Kentucky, which improved to 12-4, won because of its own smothering second-half defense, waves of depth and -- surprise -- scoring from Bogans.
Bogans had made only 11 of 33 shots in the last four games, a stretch that brought this season's shooting to a career-low 40.4 percent. So his first shot, a three-point attempt that rattled in and out, brilliantly disguised what followed. He made eight of his next 10 shots (a season-high five of his next seven three-point attempts).
His fall-back jumper from the left side erased Notre Dame's last lead with 6:43 left in the first half.
And when the Irish closed within 56-48 at about the same juncture of the second half, Bogans took a fast-break pass and nailed a stop-and-pop three-pointer.
"That's more of a confidence shot: in transition, pull up and hit a three," he said. "I was feeling real good out there today."
UK Coach Tubby Smith did not credit a magic potion, special diet or divine intervention for Bogans' breakout. Instead, he cited a basketball truism: a favorable matchup.
"It was a good matchup for him being guarded by David Graves and Matt Carroll on the wing," Smith said. "He got good looks early."
The Bogans who stumbled and bumbled recently (four assists and eight turnovers in the last three games), moved with assuredness. Besides making a season-high eight shots (in 12 attempts), he had no turnovers and five rebounds in 33 minutes.
"Those guys were a little slower than I was," Bogans said of Graves, the Lexington Catholic graduate, and Carroll. "I felt I could put the ball down on the ground and go past them whenever I got ready.
"Other than that, it was my teammates finding me."
Prince, who made only three of 12 shots (one of six from three-point range), also noted Bogans' matchup. "We felt Keith was a little more athletic than those guys," Prince said.
Carroll, who not only matched Bogans shot for shot early but exceeded him, objected to the suggestion that the UK player used quickness.
"He just got good looks," said Carroll, who led Notre Dame with 18 points. "Most of his threes were stand-still threes. He's more a physical player than a quick guy. But he's good."
Brey noted quickness, if not necessarily in the matchup with Bogans, as the game's critical factor.

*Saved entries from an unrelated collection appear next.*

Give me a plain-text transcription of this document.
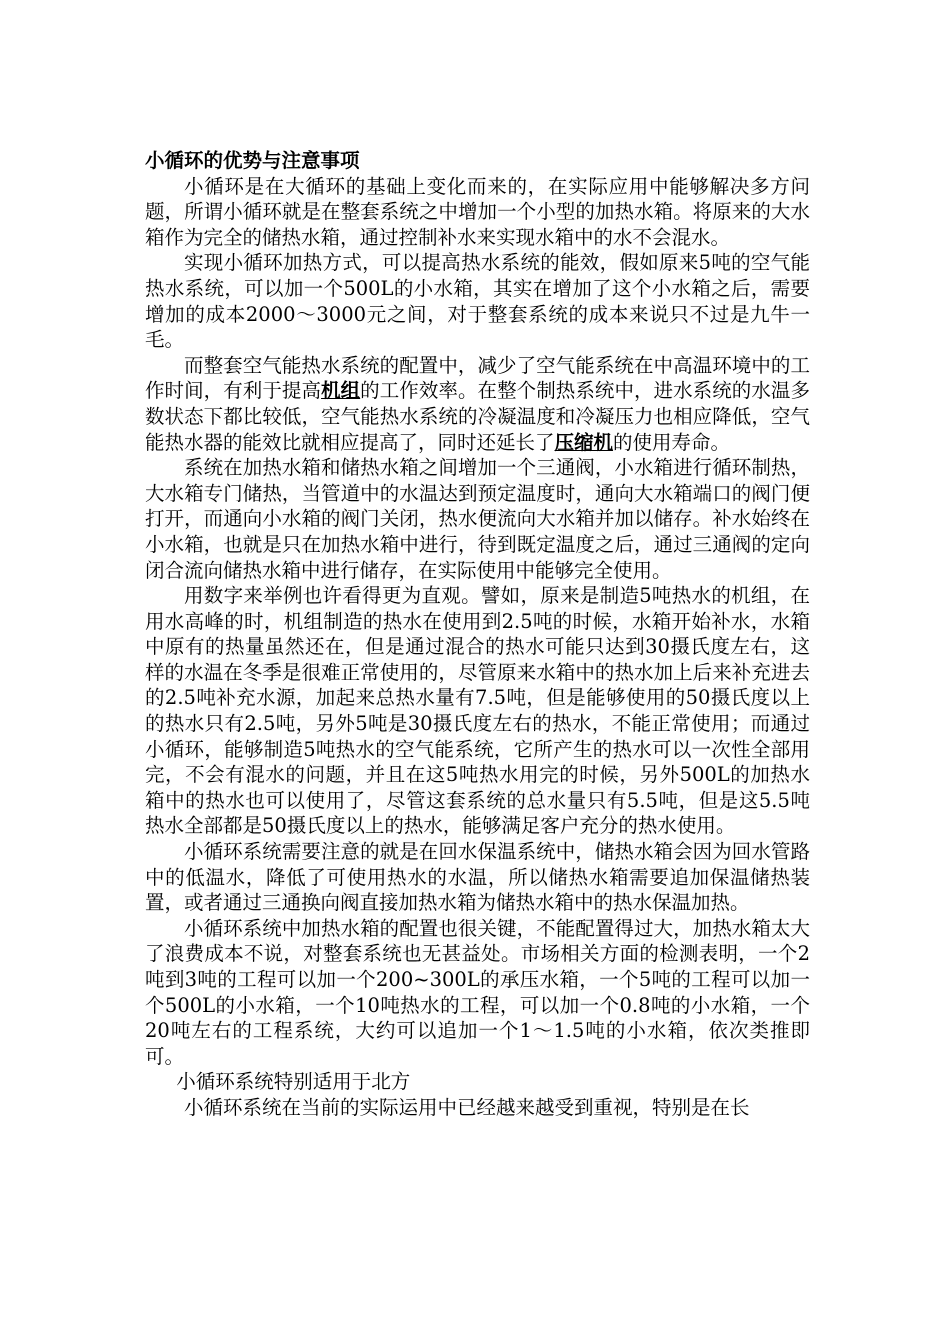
小循环的优势与注意事项

小循环是在大循环的基础上变化而来的，在实际应用中能够解决多方问题，所谓小循环就是在整套系统之中增加一个小型的加热水箱。将原来的大水箱作为完全的储热水箱，通过控制补水来实现水箱中的水不会混水。

实现小循环加热方式，可以提高热水系统的能效，假如原来5吨的空气能热水系统，可以加一个500L的小水箱，其实在增加了这个小水箱之后，需要增加的成本2000～3000元之间，对于整套系统的成本来说只不过是九牛一毛。

而整套空气能热水系统的配置中，减少了空气能系统在中高温环境中的工作时间，有利于提高机组的工作效率。在整个制热系统中，进水系统的水温多数状态下都比较低，空气能热水系统的冷凝温度和冷凝压力也相应降低，空气能热水器的能效比就相应提高了，同时还延长了压缩机的使用寿命。

系统在加热水箱和储热水箱之间增加一个三通阀，小水箱进行循环制热，大水箱专门储热，当管道中的水温达到预定温度时，通向大水箱端口的阀门便打开，而通向小水箱的阀门关闭，热水便流向大水箱并加以储存。补水始终在小水箱，也就是只在加热水箱中进行，待到既定温度之后，通过三通阀的定向闭合流向储热水箱中进行储存，在实际使用中能够完全使用。

用数字来举例也许看得更为直观。譬如，原来是制造5吨热水的机组，在用水高峰的时，机组制造的热水在使用到2.5吨的时候，水箱开始补水，水箱中原有的热量虽然还在，但是通过混合的热水可能只达到30摄氏度左右，这样的水温在冬季是很难正常使用的，尽管原来水箱中的热水加上后来补充进去的2.5吨补充水源，加起来总热水量有7.5吨，但是能够使用的50摄氏度以上的热水只有2.5吨，另外5吨是30摄氏度左右的热水，不能正常使用；而通过小循环，能够制造5吨热水的空气能系统，它所产生的热水可以一次性全部用完，不会有混水的问题，并且在这5吨热水用完的时候，另外500L的加热水箱中的热水也可以使用了，尽管这套系统的总水量只有5.5吨，但是这5.5吨热水全部都是50摄氏度以上的热水，能够满足客户充分的热水使用。

小循环系统需要注意的就是在回水保温系统中，储热水箱会因为回水管路中的低温水，降低了可使用热水的水温，所以储热水箱需要追加保温储热装置，或者通过三通换向阀直接加热水箱为储热水箱中的热水保温加热。

小循环系统中加热水箱的配置也很关键，不能配置得过大，加热水箱太大了浪费成本不说，对整套系统也无甚益处。市场相关方面的检测表明，一个2吨到3吨的工程可以加一个200~300L的承压水箱，一个5吨的工程可以加一个500L的小水箱，一个10吨热水的工程，可以加一个0.8吨的小水箱，一个20吨左右的工程系统，大约可以追加一个1～1.5吨的小水箱，依次类推即可。

小循环系统特别适用于北方

小循环系统在当前的实际运用中已经越来越受到重视，特别是在长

"I thought their athletic ability bothered us at times," he said. "Except for Chris (Thomas, a freshman point guard and Indiana high school Mr. Basketball last season), we're not the type of team with guys who can get their own shots."
For a while, the Irish got Carroll shots and he looked to be the player who would go from slumper to hero. Carroll, a 6-foot-6 junior, had made only two of nine shots (one of six from three-point range) in a loss at Syracuse Monday. Against Kentucky, Carroll hit five of his first six shots (three from beyond the arc) in scoring 13 straight points for Notre Dame. That spree gave the Irish their largest lead: 18-14 with 10:57 left.
"I'm a rhythm shooter," Carroll said. "I think I can score in bunches." But Carroll made only two more shots (and took only five) in the next 30 minutes.
"His arm probably got tired, he was making so many shots," Smith quipped.
But Carroll grounded the reason in basketball strategy. "In the second half, they didn't help off of me as much," he said.
Bogans cooled, but came up big at a critical moment. After Notre Dame got within 56-48, he hit the fast-break three-pointer. Then after an Irish turnover, he cruised to a fast-break dunk that put the Cats ahead 61-48 with 5:23 left.
Notre Dame got no closer than five down the stretch.
Afterward, Brey, like Bogans a graduate of the famed DeMatha High, sought out the UK guard.
"I grabbed him and said, 'You got us, you son of a gun,' " Brey said. "He's a man, a rough, physical presence. He did me in today."